La Loche is a community with roots that date back before the fur trade, but in recent years its mostly aboriginal population has faced conflict between the traditional lives of trappers and modern industries like mining.
Aboriginal peoples had traversed the area near the Saskatchewan-Alberta border for generations, according to the Encyclopedia of Saskatchewan, but it says the origins of La Loche began with the arrival of fur traders and, later, missionaries.
La Loche, which is French for burbot, a variety of freshwater cod, has struggled with unemployment since the fur trade has waned.
And now the community of about 3,000 is in the headlines for the most tragic of events – a mass shooting at a school and home that has left four dead and seven injured.
Over 90 per cent of the region's population self-identify as aboriginal, the Keewatin Yatthe Regional Health Authority said in its 2014-15 annual report.
The report also noted population in the region remained young, with 27 per cent less than 15 years of age and only seven per cent over 65.
There's one road from the south and most of the year, it's a six-hour drive to Prince Albert. A second road leads to Fort McMurray, Alta., but it crosses ice and is only available in winter.
A report from the area's health region in 2007-08 noted that the sprawling geographic region in the province's northwest had a suicide rate that was three times the Saskatchewan average.
Premier Brad Wall told a news conference on Saturday that suicide prevention programs were started for affected communities by the previous government and continued by his own.
"There's a suicide prevention initiative specifically that government has moved on since we have been witness to some very terrible numbers with respect especially youth suicides," Wall said.

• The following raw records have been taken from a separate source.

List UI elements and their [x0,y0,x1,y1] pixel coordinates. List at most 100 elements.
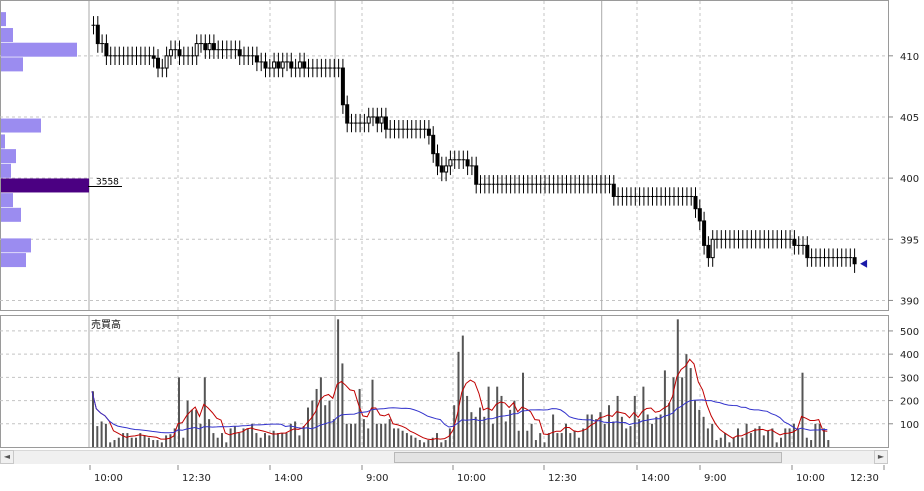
candle-down [254,55,259,63]
volume-bar [362,419,365,447]
candle-up [379,116,384,124]
volume-bar [328,400,331,447]
volume-bar [818,423,821,447]
candle-down [383,116,388,130]
candle-down [792,238,797,246]
volume-bar [246,428,249,447]
volume-bar [341,363,344,447]
candle-down [177,49,182,57]
volume-bar [706,428,709,447]
volume-bar [388,419,391,447]
volume-bar [225,442,228,447]
volume-bar [724,433,727,447]
price-tick-label: 410 [900,52,919,63]
volume-bar [384,423,387,447]
volume-bar [655,416,658,447]
volume-bar [483,416,486,447]
volume-bar [109,442,112,447]
volume-bar [401,430,404,447]
volume-bar [616,395,619,447]
volume-bar [375,423,378,447]
candle-down [104,43,109,57]
time-label: 10:00 [94,473,123,484]
volume-ma-short [91,358,828,441]
volume-bar [96,426,99,447]
volume-bar [212,433,215,447]
scroll-left-button[interactable]: ◄ [0,450,14,464]
volume-tick-label: 400 [900,350,919,361]
volume-bar [565,423,567,447]
volume-bar [762,435,765,447]
volume-bar [431,437,434,447]
volume-bar [448,428,451,447]
volume-bar [173,428,176,447]
volume-bar [418,440,421,447]
volume-bar [474,416,477,447]
volume-bar [530,423,533,447]
volume-bar [737,428,739,447]
volume-bar [517,430,520,447]
volume-bar [350,423,352,447]
candle-down [95,24,100,45]
volume-bar [324,405,327,447]
price-tick-label: 400 [900,174,919,185]
volume-bar [315,388,318,447]
volume-bar [754,428,757,447]
candle-down [203,43,208,51]
volume-bar [285,433,288,447]
volume-profile-bar [1,253,26,268]
volume-bar [805,437,808,447]
volume-bar [728,442,731,447]
candle-down [435,153,440,167]
candle-down [693,195,698,210]
price-tick-label: 405 [900,113,919,124]
time-label: 12:30 [850,473,879,484]
volume-bar [522,372,524,447]
candle-down [431,134,436,155]
volume-bar [539,433,542,447]
volume-bar [332,419,335,447]
volume-bar [135,437,137,447]
volume-bar [780,437,782,447]
volume-bar [784,428,787,447]
volume-bar [126,433,129,447]
volume-bar [479,407,481,447]
candle-up [280,61,285,69]
volume-bar [599,412,602,447]
volume-bar [694,400,696,447]
volume-bar [311,400,314,447]
candle-down [465,159,470,167]
chevron-right-icon: ► [877,452,885,461]
volume-bar [620,416,623,447]
volume-bar [298,435,301,447]
volume-bar [302,426,305,447]
volume-bar [775,442,778,447]
volume-panel-frame [0,315,889,448]
scrollbar-thumb[interactable] [394,452,782,463]
volume-bar [719,437,722,447]
last-price-marker-icon [860,259,868,268]
volume-label: 売買高 [91,318,121,331]
volume-grid [0,316,888,447]
candle-down [474,165,479,185]
volume-bar [767,430,770,447]
candle-down [426,128,431,136]
scroll-right-button[interactable]: ► [874,450,888,464]
volume-profile-bar [1,57,23,72]
volume-profile-bar [1,134,5,149]
candle-up [448,159,453,167]
time-label: 9:00 [704,473,726,484]
volume-bar [689,368,692,447]
horizontal-scrollbar[interactable] [14,450,874,464]
volume-bar [470,412,473,447]
volume-bar [810,440,813,447]
volume-bar [289,423,292,447]
volume-bar [104,423,107,447]
volume-bar [792,423,795,447]
volume-bar [638,419,641,447]
volume-profile-bar [1,118,41,133]
candle-down [276,61,281,69]
volume-bar [681,377,684,447]
volume-bar [345,423,348,447]
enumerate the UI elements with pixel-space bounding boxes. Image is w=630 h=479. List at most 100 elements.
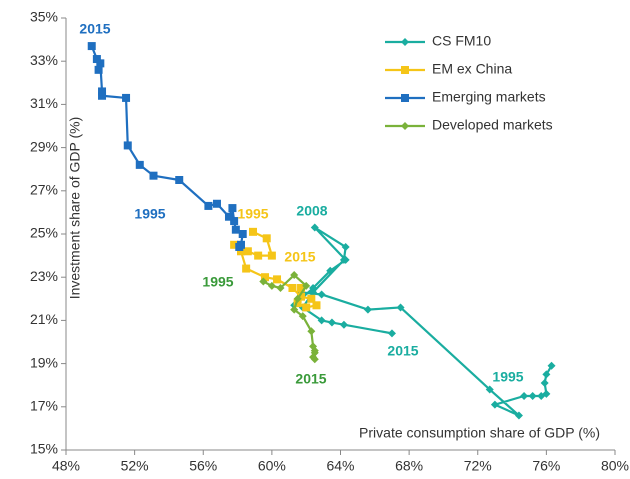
x-tick-label: 64% <box>326 458 354 474</box>
data-point <box>230 240 239 249</box>
y-tick-label: 19% <box>30 354 58 370</box>
data-point <box>293 294 302 303</box>
legend-label: EM ex China <box>432 61 512 77</box>
data-point <box>309 288 318 297</box>
data-point <box>327 318 336 327</box>
data-point <box>540 379 549 388</box>
data-point <box>204 201 213 210</box>
y-tick-label: 35% <box>30 9 58 25</box>
data-point <box>267 251 276 260</box>
data-point <box>363 305 372 314</box>
y-tick-label: 29% <box>30 138 58 154</box>
data-point <box>276 284 285 292</box>
legend-marker <box>401 94 409 102</box>
data-point <box>339 255 348 264</box>
data-point <box>122 93 131 102</box>
data-point <box>267 281 276 290</box>
x-tick-label: 60% <box>258 458 286 474</box>
legend-label: CS FM10 <box>432 33 491 49</box>
data-point <box>230 217 239 226</box>
data-point <box>92 55 101 64</box>
data-point <box>528 392 537 400</box>
data-point <box>537 392 546 400</box>
y-tick-label: 17% <box>30 398 58 414</box>
data-point <box>326 266 335 275</box>
data-point <box>236 240 245 249</box>
y-tick-label: 25% <box>30 225 58 241</box>
legend-marker <box>401 66 409 74</box>
data-point <box>317 290 326 299</box>
legend-marker <box>401 38 409 46</box>
data-point <box>262 234 271 243</box>
series-line <box>90 45 244 248</box>
data-point <box>242 264 251 273</box>
data-point <box>341 242 350 251</box>
data-point <box>293 299 302 308</box>
x-tick-label: 48% <box>52 458 80 474</box>
annotation: 2015 <box>295 371 326 387</box>
data-point <box>302 303 311 312</box>
x-tick-label: 52% <box>121 458 149 474</box>
data-point <box>96 59 105 68</box>
data-point <box>273 275 282 284</box>
data-point <box>175 176 184 184</box>
data-point <box>149 171 158 180</box>
data-point <box>236 247 245 256</box>
data-point <box>254 251 263 260</box>
data-point <box>485 385 494 394</box>
data-point <box>297 284 306 292</box>
data-point <box>98 87 107 96</box>
annotation: 1995 <box>134 206 165 222</box>
data-point <box>228 204 237 213</box>
data-point <box>547 361 556 370</box>
data-point <box>87 42 96 51</box>
data-point <box>224 212 233 221</box>
data-point <box>310 223 319 232</box>
data-point <box>249 227 258 236</box>
data-point <box>514 411 523 420</box>
legend-label: Developed markets <box>432 117 553 133</box>
x-tick-label: 80% <box>601 458 629 474</box>
y-tick-label: 15% <box>30 441 58 457</box>
x-tick-label: 68% <box>395 458 423 474</box>
x-tick-label: 72% <box>464 458 492 474</box>
data-point <box>297 292 306 301</box>
data-point <box>520 392 529 400</box>
y-tick-label: 31% <box>30 95 58 111</box>
data-point <box>290 271 299 280</box>
data-point <box>317 316 326 325</box>
data-point <box>542 370 551 379</box>
data-point <box>288 284 297 292</box>
data-point <box>298 312 307 321</box>
data-point <box>310 346 319 355</box>
annotation: 2008 <box>296 203 327 219</box>
data-point <box>290 305 299 314</box>
annotation: 1995 <box>202 274 233 290</box>
data-point <box>135 160 144 169</box>
data-point <box>339 320 348 329</box>
x-tick-label: 76% <box>532 458 560 474</box>
x-tick-label: 56% <box>189 458 217 474</box>
data-point <box>396 303 405 312</box>
data-point <box>309 284 318 292</box>
annotation: 2015 <box>79 21 110 37</box>
data-point <box>259 277 268 286</box>
data-point <box>261 273 270 282</box>
data-point <box>123 141 132 150</box>
data-point <box>231 225 240 234</box>
annotation: 2015 <box>284 249 315 265</box>
legend-label: Emerging markets <box>432 89 546 105</box>
data-point <box>302 281 311 290</box>
data-point <box>310 355 319 364</box>
x-axis-label: Private consumption share of GDP (%) <box>359 425 600 441</box>
data-point <box>94 65 103 74</box>
data-point <box>307 327 316 336</box>
data-point <box>212 199 221 208</box>
data-point <box>387 329 396 338</box>
annotation: 1995 <box>237 206 268 222</box>
y-tick-label: 21% <box>30 311 58 327</box>
data-point <box>307 294 316 303</box>
annotation: 2015 <box>387 343 418 359</box>
y-axis-label: Investment share of GDP (%) <box>67 117 83 300</box>
y-tick-label: 23% <box>30 268 58 284</box>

"It's an ongoing effort on the part of government and the communities themselves."
Companies drilling for minerals, oil or uranium represent hope for some in the community. But others, such as the Northern Trappers Alliance, feel industrial activities have degraded the land and water and animal populations are decreasing.

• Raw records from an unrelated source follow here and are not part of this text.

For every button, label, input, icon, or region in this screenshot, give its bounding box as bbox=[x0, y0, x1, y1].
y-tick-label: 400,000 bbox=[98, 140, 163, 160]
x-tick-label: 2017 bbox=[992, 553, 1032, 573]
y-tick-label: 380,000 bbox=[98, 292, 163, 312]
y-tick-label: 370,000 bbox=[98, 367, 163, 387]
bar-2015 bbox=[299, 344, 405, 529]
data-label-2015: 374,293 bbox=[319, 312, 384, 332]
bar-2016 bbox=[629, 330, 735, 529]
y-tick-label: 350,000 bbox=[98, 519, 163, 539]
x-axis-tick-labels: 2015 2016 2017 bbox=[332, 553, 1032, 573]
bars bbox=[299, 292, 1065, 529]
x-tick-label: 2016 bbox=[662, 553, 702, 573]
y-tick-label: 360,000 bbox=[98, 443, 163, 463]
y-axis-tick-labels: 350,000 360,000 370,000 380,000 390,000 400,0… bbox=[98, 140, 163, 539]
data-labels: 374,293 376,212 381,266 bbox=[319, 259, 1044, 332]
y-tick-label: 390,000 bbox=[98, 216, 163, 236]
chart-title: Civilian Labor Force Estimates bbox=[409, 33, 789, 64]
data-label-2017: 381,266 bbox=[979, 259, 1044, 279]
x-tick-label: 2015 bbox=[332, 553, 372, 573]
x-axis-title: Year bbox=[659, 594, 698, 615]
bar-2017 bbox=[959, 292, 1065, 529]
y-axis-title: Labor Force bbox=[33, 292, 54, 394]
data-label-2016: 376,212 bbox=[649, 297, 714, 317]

In late 2014, the group blockaded a gravel road near La Loche to stop vehicles from exploration companies from passing. Tensions rose between those who supported development and those who don't.
Candyce Paul, a spokeswoman for the trappers, said they "don't want any more toxic development."

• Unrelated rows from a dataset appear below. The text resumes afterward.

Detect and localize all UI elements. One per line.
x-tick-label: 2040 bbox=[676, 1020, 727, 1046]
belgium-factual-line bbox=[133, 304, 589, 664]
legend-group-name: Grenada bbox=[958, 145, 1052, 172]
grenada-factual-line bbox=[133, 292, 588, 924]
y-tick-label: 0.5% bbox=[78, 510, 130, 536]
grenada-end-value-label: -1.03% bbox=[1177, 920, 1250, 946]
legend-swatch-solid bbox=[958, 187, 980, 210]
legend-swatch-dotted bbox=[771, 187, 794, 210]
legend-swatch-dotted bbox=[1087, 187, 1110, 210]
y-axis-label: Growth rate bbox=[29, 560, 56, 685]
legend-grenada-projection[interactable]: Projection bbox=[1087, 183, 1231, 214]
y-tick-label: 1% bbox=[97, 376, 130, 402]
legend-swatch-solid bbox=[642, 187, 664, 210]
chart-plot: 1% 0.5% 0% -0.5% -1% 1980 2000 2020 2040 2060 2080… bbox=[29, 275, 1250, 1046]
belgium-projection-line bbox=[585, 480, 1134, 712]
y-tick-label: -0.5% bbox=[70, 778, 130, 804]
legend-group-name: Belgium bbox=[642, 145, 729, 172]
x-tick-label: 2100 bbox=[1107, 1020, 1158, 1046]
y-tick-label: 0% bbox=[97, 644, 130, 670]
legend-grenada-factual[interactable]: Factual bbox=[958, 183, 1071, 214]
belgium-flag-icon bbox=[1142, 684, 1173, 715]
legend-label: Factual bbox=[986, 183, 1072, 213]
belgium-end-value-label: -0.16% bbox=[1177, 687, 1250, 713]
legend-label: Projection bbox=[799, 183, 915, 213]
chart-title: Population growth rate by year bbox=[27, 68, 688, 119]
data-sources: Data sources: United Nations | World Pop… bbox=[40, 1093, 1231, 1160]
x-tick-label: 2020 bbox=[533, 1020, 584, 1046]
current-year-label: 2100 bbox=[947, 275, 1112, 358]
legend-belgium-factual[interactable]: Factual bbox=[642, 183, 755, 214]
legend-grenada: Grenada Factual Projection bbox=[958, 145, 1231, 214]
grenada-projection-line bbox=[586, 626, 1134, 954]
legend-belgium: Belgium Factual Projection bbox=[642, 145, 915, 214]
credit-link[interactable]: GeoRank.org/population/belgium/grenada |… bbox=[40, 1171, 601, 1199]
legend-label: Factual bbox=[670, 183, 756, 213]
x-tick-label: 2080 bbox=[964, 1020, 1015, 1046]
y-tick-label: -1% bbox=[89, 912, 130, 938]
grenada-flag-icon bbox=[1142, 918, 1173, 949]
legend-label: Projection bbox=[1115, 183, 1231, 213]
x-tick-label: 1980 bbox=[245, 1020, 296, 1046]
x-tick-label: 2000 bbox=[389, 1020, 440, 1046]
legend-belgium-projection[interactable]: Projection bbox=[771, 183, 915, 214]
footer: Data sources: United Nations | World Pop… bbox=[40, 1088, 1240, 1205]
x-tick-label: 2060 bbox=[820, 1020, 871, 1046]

But Georgina Jolibois, who was mayor of La Loche at the time and is now the area's MP, reacted to the blockade by saying that companies tried to accommodate trappers. She noted that she, herself, grew up on the trap lines and didn't think there was much support for the group's actions.
The remoteness brings challenges. But it can also bring people closer together, and the school that was the scene of two of the four shooting deaths on Friday was a centre of La Loche activity.
The school's Facebook page includes posts about the Grade 1 ski club, a student-made, Star Wars-themed bulletin board for a family reading picnic, and a graduate who's been featured on the Saskatchewan Polytechnic website.
"Our entire school and school division community are in shock and in mourning after the tragic events in La Loche," the Northern Lights School Division posted on the Facebook page following Friday's tragedy.
"Our hearts are broken for each of the victims and their families and for all the students and staff at the La Loche Community School."